[講演者] : Zongping Gong 氏
[日時] 5月28日 16:30-
[場所] 物理学科会議室
[タイトル]:Discrete Time-Crystalline Order in Cavity and Circuit QED Systems
[アブストラクト] :
Discrete time crystals (DTCs) are a recently proposed [1-3] and experimentally observed [4,5] nonequilibrium dynamical phase of Floquet systems, where the stroboscopic evolution of a local observable repeats itself at an integer multiple of the driving period. Previous works focused mainly on closed quantum systems because the coupling to an environment is believed to typically kill the discrete time-crystalline (DTC) order [6]. In this seminar, we will see that the DTC order does exist in specific open quantum system [7], as conjectured in Ref. [8]. We exemplify such a dissipative DTC by the modulated open Dicke model, which can be implemented by cavity and circuit QED systems [9,10]. In the thermodynamic limit, we employ semiclassical approaches and find rich dynamical phases on top of the DTC order. The rich phase structure can systematically be understood from bifurcation theory. In a deep quantum regime with few qubits, we find clear signatures of a transient DTC behavior, which is absent in the closed counterpart. This behavior can simply be understood from the spectrum of the Floquet superoperator. We also establish a phenomenology of dissipative DTCs by generalizing the Landau theory of phase transitions to Floquet open systems. In particular, we demonstrate the exponential scaling for the lifetime of the DTC mode with respect to the system size.

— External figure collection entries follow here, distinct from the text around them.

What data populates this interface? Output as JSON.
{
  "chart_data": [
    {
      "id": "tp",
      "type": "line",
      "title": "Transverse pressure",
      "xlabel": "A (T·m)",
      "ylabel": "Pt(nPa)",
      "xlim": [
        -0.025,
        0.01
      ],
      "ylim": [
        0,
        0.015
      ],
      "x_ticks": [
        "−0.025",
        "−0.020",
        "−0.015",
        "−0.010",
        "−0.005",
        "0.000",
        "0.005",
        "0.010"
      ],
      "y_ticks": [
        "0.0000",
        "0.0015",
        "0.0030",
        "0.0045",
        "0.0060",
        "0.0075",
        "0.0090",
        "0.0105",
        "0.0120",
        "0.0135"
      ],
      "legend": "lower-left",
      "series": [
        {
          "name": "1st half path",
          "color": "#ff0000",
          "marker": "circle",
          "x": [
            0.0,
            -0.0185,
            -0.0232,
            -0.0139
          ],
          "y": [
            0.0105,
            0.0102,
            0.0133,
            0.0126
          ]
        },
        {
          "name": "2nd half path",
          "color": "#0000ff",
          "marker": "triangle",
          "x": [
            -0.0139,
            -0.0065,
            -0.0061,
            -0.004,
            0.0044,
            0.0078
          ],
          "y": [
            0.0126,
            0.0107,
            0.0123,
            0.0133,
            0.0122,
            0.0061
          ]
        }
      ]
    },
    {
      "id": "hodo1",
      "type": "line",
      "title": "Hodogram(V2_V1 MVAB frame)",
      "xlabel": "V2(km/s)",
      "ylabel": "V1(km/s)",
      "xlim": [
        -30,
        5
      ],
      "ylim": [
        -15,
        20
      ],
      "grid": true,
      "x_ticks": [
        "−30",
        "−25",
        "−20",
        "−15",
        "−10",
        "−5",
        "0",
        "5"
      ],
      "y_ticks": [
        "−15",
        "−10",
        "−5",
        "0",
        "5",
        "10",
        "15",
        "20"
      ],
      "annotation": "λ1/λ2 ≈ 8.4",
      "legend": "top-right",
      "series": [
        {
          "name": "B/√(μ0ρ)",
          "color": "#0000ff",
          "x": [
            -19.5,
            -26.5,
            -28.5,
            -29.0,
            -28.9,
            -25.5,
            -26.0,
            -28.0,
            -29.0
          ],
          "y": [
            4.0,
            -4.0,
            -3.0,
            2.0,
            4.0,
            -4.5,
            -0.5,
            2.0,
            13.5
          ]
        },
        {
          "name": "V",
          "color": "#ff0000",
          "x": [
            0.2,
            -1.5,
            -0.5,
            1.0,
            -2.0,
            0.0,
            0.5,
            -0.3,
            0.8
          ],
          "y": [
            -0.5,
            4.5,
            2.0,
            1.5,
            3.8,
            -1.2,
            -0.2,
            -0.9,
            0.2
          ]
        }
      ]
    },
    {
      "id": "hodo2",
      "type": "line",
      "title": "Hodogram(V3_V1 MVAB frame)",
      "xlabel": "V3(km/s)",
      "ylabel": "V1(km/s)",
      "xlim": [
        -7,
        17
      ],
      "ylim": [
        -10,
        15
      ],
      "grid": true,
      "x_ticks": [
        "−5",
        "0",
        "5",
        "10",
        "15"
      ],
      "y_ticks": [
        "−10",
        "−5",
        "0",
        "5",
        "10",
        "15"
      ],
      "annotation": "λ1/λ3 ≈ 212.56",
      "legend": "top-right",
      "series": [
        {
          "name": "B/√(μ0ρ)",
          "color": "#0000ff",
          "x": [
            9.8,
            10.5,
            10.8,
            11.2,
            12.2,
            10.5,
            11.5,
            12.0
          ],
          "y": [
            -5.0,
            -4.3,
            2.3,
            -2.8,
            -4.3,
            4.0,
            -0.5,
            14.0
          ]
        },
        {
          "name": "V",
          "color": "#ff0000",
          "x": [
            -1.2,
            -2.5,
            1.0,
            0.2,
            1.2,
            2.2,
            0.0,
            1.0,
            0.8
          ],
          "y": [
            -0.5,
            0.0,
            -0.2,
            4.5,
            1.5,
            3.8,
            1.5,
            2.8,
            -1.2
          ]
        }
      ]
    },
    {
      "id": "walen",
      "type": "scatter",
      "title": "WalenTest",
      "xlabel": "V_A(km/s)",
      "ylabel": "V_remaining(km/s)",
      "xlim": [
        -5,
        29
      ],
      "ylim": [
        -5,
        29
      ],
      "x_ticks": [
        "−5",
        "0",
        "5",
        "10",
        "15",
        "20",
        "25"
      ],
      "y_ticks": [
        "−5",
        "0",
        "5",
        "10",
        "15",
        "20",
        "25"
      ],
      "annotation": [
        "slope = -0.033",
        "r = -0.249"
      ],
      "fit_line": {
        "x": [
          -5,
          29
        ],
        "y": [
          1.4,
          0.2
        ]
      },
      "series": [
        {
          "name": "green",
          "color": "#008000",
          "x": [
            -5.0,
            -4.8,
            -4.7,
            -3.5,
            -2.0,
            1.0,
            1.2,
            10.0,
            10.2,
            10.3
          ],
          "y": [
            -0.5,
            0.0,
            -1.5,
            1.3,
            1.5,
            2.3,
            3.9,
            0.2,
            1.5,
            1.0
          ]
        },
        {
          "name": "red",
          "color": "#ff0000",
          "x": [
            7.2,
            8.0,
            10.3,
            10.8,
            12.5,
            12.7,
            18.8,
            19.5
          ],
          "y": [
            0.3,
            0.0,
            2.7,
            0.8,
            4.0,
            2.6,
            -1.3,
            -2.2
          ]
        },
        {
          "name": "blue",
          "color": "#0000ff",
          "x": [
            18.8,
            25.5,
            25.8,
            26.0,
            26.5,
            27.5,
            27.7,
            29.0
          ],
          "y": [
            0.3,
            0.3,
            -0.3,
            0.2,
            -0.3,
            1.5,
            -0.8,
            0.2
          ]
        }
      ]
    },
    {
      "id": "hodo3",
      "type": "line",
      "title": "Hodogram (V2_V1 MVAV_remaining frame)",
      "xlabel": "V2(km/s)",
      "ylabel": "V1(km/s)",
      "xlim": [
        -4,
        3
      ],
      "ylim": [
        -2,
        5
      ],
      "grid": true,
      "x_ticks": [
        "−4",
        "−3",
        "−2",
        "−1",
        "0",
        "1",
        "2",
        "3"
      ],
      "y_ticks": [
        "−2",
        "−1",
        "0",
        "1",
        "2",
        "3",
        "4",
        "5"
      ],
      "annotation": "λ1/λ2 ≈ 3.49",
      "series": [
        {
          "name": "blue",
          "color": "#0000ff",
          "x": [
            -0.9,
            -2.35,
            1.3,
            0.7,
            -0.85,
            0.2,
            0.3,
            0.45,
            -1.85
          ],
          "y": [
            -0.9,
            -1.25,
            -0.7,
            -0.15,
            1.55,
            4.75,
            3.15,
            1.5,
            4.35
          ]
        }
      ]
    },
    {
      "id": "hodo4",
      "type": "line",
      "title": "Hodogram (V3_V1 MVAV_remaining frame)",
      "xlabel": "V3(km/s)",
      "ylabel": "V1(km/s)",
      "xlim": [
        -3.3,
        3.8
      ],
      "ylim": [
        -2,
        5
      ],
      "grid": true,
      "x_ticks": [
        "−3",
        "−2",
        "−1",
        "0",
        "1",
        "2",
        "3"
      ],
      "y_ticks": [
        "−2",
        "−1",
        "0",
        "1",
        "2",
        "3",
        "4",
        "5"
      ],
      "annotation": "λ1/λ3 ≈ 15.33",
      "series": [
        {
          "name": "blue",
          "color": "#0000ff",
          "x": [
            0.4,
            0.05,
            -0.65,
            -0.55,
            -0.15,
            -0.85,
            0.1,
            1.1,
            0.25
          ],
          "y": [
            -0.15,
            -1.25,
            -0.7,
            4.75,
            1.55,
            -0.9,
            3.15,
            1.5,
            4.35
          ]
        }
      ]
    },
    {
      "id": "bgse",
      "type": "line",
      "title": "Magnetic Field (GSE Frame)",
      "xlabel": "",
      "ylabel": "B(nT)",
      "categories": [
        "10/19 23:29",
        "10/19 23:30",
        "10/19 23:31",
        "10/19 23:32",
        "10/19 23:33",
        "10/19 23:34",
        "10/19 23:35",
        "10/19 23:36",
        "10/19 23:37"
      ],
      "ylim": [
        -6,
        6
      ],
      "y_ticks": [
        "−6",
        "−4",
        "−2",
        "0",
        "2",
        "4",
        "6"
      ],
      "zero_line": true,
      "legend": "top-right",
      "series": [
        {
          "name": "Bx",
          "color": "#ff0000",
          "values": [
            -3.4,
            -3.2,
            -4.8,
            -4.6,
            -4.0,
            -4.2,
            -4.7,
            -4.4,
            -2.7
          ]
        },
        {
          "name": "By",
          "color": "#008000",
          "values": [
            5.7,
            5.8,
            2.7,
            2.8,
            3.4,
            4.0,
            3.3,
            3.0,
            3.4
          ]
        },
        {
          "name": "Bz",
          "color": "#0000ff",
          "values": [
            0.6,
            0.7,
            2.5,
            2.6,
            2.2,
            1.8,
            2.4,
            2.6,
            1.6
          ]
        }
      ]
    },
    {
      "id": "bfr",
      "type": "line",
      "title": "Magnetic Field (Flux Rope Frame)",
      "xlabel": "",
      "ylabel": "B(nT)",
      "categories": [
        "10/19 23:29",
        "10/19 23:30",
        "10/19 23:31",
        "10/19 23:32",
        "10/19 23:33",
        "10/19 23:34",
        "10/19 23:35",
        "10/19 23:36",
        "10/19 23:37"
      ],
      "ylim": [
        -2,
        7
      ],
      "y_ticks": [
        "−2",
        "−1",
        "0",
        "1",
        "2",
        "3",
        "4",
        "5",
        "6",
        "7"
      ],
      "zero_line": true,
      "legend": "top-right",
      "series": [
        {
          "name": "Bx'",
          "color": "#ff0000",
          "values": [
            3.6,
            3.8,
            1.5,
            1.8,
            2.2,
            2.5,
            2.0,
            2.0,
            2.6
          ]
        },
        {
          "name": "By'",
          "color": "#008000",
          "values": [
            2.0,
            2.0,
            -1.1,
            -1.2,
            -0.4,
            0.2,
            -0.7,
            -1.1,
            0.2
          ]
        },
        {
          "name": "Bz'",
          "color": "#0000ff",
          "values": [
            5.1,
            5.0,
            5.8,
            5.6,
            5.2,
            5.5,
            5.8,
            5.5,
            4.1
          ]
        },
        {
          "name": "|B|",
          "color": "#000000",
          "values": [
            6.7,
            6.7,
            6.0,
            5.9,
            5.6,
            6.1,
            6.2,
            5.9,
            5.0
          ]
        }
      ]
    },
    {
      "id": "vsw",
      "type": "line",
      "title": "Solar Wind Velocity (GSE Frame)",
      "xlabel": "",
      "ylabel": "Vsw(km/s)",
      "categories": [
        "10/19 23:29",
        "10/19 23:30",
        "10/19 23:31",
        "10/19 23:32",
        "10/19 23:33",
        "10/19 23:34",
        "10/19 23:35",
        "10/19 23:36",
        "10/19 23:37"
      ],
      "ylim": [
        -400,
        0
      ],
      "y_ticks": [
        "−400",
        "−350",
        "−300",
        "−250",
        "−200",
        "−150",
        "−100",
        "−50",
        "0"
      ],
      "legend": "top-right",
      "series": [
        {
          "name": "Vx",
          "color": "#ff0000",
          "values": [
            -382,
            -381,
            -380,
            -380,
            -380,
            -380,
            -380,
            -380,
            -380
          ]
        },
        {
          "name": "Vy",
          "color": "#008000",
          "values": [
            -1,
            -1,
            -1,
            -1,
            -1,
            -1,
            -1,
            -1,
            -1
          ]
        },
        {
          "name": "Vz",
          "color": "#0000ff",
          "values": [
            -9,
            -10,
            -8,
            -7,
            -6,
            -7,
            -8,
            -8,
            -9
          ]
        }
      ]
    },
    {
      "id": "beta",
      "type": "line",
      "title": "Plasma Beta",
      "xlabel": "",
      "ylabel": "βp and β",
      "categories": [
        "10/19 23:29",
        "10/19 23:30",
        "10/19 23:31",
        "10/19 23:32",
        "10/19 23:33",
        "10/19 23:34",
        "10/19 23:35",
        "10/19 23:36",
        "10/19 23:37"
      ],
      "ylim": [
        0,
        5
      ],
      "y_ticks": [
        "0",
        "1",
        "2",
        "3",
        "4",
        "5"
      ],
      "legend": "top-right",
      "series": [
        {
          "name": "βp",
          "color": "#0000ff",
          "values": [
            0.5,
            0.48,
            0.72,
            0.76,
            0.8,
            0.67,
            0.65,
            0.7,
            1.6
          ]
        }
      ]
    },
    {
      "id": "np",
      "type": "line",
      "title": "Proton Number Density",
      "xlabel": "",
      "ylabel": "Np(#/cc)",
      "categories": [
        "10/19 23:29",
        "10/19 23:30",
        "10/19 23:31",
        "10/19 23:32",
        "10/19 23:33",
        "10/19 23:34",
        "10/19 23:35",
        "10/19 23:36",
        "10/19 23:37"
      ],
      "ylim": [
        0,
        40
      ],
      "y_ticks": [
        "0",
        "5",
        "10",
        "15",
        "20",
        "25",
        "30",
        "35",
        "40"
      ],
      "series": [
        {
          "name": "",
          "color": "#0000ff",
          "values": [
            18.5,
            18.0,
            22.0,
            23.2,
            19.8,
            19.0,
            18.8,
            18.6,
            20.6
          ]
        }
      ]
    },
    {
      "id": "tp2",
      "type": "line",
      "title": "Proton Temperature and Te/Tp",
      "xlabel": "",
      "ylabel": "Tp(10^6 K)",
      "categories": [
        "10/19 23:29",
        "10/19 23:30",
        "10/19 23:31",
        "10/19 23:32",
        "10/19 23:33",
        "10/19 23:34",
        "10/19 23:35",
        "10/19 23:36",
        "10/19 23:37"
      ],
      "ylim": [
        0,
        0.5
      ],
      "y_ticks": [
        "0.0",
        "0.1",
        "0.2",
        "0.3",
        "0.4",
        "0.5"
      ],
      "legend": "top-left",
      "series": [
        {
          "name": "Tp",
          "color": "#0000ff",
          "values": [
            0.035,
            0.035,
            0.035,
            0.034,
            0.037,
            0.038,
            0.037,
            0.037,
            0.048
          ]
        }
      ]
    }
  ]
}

[1] V. Khemani, A. Lazarides, R. Moessner, and S. L. Sondhi, Phys. Rev. Lett. 116, 250401 (2016).
[2] D. V. Else, B. Bauer, and C. Nayak, Phys. Rev. Lett. 117, 090402 (2016).
[3] N. Y. Yao, A. C. Potter, I.-D. Potirniche, and A. Vishwanath, Phys. Rev. Lett. 118, 030401 (2017).
[4] J. Zhang et al., Nature 543, 217 (2017).
[5] S. Choi et al., Nature 543, 221 (2017).
[6] A. Lazarides and R. Moessner, Phys. Rev. B 95, 195135 (2017).
[7] Z. Gong, R. Hamazaki, and M. Ueda, Phys. Rev. Lett. 120, 040404 (2018).
[8] D. V. Else, B. Bauer, and C. Nayak, Phys. Rev. X 7, 011026 (2017).
[9] K. Baumann, C. Guerlin, F. Brennecke, and T. Esslinger, Nature 464, 1301 (2010).
[10] F. Yoshihara, T. Fuse, S. Ashhab, K. Kakuyanagi, S. Saito, and K. Semba, Nat. Phys. 13, 39 (2017).